Technology and training must be harnessed to make equipment and jobs safer.
Of course a regulatory fallback should still be there. But any enforcement must be evidence-based.
So far we have seen WorkSafe treat wearing helmets on quad bikes as the apex risk on a farm. For a regulator, this is easy to enforce -- wearing a helmet versus not wearing a helmet.
Sharemilker Maria Carlson and her partner Phil Jones were fined $40,000 last Christmas for not wearing helmets and carrying passengers. There was no accident.
WorkSafe's obsession with enforcing helmet wearing has worked in one way.
Many more farmers are wearing helmets on their quads. But crucially it has made no difference to the injury rate. The enforcement scheme has not been clearly evidence-based.
ACC figures for new quad accident concussion or brain injury claims between 2006 and 2012 are less than 2 per cent of total quad bike injuries. Entitlement claims for the same period are less than 1 per cent. And helmets could not have prevented all of these injuries.
Wearing a helmet may, in fact, be more dangerous. A caught chin strap has killed a child on a quad. The operator is less aware of their environment with a helmet on.
The main risk on a quad bike is rollover and a crushing injury. Yet WorkSafe is ambiguous on whether installing roll-bars on the quad actually works and whether farmers ought to install them. We need WorkSafe to provide evidence they either work or they don't.
If they do, then farmers will fit them. Just look at the safety technology which goes into the modern car, and which customers are willing to pay for. The difference between a cheaper model of a car and its more expensive variant used to be mag wheels, leather trim and more power. Now it's all about safety braking and danger sensor systems.
Farmers will pay more for a machine they can be convinced is safer. They hold their lives as no less valuable than anyone else's.
Of course quads are far from the only risk on farm. Animals and heavy machinery are inherently dangerous. I have seen what an entanglement with a power take-off can do, and witnessed a serious run in with an angry cow.

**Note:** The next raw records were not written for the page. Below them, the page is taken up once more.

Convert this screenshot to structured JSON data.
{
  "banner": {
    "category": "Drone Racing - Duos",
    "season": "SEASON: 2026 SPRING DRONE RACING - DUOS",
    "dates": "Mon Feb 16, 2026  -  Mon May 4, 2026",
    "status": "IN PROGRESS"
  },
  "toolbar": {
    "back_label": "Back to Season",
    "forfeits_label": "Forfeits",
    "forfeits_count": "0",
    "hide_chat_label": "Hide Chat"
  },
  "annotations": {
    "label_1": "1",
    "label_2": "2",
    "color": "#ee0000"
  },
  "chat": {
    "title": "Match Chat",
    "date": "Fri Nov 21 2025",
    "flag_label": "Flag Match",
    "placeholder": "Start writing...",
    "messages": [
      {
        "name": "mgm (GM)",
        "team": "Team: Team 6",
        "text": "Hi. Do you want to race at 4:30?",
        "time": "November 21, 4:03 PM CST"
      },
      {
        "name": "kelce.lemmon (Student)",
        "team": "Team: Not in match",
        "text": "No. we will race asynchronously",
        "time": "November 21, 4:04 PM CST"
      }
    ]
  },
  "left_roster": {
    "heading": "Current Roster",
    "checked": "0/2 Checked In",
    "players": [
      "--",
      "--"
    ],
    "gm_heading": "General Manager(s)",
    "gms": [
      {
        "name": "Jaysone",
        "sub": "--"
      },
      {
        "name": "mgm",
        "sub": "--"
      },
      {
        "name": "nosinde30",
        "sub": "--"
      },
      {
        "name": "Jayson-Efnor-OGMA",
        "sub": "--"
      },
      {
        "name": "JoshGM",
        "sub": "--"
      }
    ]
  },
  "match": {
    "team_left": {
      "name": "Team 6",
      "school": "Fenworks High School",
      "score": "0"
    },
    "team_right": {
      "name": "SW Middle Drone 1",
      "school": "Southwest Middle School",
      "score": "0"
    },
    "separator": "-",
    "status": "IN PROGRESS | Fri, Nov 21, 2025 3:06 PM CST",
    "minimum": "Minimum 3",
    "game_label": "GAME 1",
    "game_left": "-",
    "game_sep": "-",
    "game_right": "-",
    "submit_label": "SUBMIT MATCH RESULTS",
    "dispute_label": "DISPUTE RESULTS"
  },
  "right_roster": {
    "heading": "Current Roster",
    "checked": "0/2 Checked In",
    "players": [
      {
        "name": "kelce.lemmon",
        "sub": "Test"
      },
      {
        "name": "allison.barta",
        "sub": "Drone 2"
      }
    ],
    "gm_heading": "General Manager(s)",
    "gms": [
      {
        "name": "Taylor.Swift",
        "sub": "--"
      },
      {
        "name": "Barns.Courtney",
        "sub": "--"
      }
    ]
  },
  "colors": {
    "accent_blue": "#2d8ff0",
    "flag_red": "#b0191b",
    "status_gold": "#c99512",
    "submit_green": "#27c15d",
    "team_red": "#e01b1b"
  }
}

More safety training is essential. I share scepticism with Helen that paper forms and civic events can be presented as a substitute for practical action.
Older farmers especially have a wealth of knowledge on safe stock management which we need to collect and share. Accidents with animals far exceed those from quad bikes. Let's get clever to reduce the frequency of these injuries.
Younger workers, city-raised youth and immigrant workers would appear to be most vulnerable. They were not brought up, for instance, learning never to walk too close to the back of a horse to avoid being kicked by it.
We have worked with WorkSafe in the launch of its Safer Farms programme in February. We welcome its strategy of education and collaboration with farmers as its own culture change.
The real work is ahead for both of us. Our members want to be safer. WorkSafe wants fewer deaths and injuries on farm.
Pointing the finger from the sidelines, however, is not going to make farms safer places, nor reduce the risks to the people who work on them.